Not as far as we know.
One was made re O'Keeffes dna which was successful.
Do you have a link to that info?
Sorry, I tried correcting
Sorry, I tried correcting that but your website got jammed. I meant Keough. Can you correct that please?
Did you notice that Bongiorno was accused of molesting a mentally handicapped child in 1986 and possibly let off by the catholic afia?
"A MENTALLY handicapped teenager told police in 1986 - not 1995 - that Father Bongiorno indecently assaulted him, but no charges were laid."
Police Reopen Murder Case That Stunned Melbourne
By Keith Moor
Herald Sun
August 30, 2007
No worries
No worries, we had a temporary problem with the server. Your correction is noted.
And we are aware of Keith Moor's several 2006/2007 articles on this case. Thanks.
Chain of evidence
There is a chain of evidence requirement in drug cases. It ensures the drugs seized are the drugs tested. Why would the same not apply in a murder case? Let's say you seize exhibits at the murder scene, say a bloody bedspread. Don't you tag it and make a note of who took it. Doesn't forensics take it and check that they are testing the correct item? Don't they make notes at this point to later be able to make their statement? Isn't the bedspread kept to present at the trial to allow the defence to carry out its own inspection or DNA or other tests? How can you just throw out a piece of evidence without a homicide squad officers authority and a note of what was destroyed and why and on whose authority, with a copy of the authorisation kept on the file?
Guess who?
"About Lalor, Beach noted, “Senior Sergeant Leo Adrian Lalor was one of the most unimpressive of the Police Officers who gave evidence before the Board. He is clearly a man who will give false evidence whenever the occasion suits him, and I would place no reliance on anything he swore unless it was adequately corroborated. So disturbed was I by the allegations made against him in this matter, that my recommendation is that the matter be placed in the hands of Bll [Bureau of Internal Investigation], and resolved once and for all. If Lalor has received money from Grant as alleged, let the appropriate charges be laid against him.” (48)"

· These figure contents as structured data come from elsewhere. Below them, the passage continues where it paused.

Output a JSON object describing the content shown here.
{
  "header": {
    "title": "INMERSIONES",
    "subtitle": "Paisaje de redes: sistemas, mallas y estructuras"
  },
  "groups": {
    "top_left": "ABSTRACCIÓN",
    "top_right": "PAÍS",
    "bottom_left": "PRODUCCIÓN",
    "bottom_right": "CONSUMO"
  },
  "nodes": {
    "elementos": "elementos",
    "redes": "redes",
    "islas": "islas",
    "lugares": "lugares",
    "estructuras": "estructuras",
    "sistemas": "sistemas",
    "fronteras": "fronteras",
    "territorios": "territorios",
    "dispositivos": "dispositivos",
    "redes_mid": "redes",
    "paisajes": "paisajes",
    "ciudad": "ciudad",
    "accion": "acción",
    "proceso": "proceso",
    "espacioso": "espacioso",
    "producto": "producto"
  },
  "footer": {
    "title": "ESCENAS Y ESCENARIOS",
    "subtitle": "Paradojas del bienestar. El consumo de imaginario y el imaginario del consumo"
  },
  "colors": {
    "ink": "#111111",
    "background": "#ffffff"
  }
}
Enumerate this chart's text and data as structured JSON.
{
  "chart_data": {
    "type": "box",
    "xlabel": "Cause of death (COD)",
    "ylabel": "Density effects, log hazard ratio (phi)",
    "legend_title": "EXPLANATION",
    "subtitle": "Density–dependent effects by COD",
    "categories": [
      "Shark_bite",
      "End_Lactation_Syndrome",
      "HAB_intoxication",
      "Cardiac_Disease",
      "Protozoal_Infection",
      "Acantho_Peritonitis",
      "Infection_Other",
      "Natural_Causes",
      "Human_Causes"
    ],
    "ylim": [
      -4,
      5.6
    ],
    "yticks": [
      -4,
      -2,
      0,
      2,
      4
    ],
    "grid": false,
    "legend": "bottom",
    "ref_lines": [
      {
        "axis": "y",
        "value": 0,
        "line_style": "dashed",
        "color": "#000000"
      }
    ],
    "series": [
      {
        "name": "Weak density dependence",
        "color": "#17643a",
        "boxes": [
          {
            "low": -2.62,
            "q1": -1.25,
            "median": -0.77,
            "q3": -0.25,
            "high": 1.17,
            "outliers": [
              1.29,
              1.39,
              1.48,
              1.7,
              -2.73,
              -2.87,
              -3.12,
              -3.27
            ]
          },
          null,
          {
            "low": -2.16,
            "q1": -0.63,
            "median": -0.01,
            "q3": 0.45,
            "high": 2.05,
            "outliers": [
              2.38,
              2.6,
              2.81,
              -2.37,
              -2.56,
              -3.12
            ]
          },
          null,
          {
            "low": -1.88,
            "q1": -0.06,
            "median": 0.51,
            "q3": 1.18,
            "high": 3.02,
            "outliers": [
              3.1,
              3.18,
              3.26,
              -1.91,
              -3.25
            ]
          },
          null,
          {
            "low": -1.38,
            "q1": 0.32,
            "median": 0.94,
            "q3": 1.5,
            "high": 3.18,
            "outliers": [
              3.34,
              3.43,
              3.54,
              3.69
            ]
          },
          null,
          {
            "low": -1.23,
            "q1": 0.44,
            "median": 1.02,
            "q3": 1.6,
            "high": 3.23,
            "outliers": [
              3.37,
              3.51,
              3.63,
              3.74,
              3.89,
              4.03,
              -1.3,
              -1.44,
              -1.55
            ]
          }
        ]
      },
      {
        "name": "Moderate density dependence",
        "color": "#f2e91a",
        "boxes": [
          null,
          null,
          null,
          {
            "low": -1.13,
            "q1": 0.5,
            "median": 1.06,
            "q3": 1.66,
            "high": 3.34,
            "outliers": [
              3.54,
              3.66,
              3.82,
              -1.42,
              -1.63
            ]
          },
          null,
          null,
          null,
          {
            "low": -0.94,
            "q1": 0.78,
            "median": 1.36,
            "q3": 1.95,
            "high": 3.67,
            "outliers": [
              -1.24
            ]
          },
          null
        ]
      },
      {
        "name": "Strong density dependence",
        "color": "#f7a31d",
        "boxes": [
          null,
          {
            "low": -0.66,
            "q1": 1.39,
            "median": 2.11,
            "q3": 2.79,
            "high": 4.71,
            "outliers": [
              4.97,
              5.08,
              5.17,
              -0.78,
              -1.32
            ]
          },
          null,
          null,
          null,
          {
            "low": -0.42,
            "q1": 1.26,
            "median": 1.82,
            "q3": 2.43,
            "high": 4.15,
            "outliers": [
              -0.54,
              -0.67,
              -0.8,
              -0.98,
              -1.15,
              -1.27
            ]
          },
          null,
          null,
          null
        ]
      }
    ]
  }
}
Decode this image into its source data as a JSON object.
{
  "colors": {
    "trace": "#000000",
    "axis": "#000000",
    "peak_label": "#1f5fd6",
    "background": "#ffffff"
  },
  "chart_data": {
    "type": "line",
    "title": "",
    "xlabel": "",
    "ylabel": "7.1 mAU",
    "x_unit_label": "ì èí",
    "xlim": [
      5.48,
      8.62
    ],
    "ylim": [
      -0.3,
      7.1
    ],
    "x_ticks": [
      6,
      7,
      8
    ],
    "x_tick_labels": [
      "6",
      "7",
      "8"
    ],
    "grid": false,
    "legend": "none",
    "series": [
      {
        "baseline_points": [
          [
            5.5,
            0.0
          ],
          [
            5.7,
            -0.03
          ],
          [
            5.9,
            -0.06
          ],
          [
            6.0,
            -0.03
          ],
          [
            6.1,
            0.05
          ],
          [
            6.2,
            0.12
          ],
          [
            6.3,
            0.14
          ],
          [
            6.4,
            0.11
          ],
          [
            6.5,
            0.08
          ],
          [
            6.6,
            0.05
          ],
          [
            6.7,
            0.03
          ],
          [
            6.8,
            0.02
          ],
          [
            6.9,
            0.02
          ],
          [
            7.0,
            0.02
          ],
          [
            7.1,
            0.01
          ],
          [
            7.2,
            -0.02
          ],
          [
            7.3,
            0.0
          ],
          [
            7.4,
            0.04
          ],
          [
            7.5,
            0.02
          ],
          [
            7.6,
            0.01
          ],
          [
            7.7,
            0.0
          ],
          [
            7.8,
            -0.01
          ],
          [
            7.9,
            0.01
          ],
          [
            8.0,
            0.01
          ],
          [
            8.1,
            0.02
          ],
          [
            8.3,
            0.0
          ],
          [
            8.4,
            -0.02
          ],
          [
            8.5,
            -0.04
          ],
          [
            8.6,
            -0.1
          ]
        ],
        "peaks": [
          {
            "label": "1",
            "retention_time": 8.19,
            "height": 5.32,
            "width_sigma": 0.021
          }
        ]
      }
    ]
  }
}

Guess who was the president of the Police Association from 1981-83?
From Past Presidents
The Police Association Victoria
https://tpav.org.au/About_Us/The_Executive/Past_Presidents.html
1954-56 R. Jackson
1956-59 F. Holland
1959-61 C. Williamson
1961-63 W. J. McLaren
1963-65 G. Davidson
1965-67 L. M. McHugh
1967-69 A. W. Snell
1969-71 P. H. Bennett
1971-72 I. G. N. Warner
1972-74 L. B. Gaffney
1974-76 J. Knowles B.E.M.
1976-78 L. J. Blogg
1978-79 R. D. Clapton
1979-81 L. D. Allemand
1981-83 L. A. Lalor
1983-85 J. R. H. Splatt
1985-87 P. N. Edge
1987-89 M. J. Pickering
1989-91 M. J. Ryan
1991-92 P. R. Mullett
Who wooda thunk it?
Maybe he got religion after the Beach Inquiry and decided to devote his career to the benefit of his fellow police officers.
Perhaps....
Perhaps....
But then again, maybe he already had it.
Could we safely say the police ass. was electing, at the least, some "unimpressive officers" in the 1980's - kind of like promoting incompetence?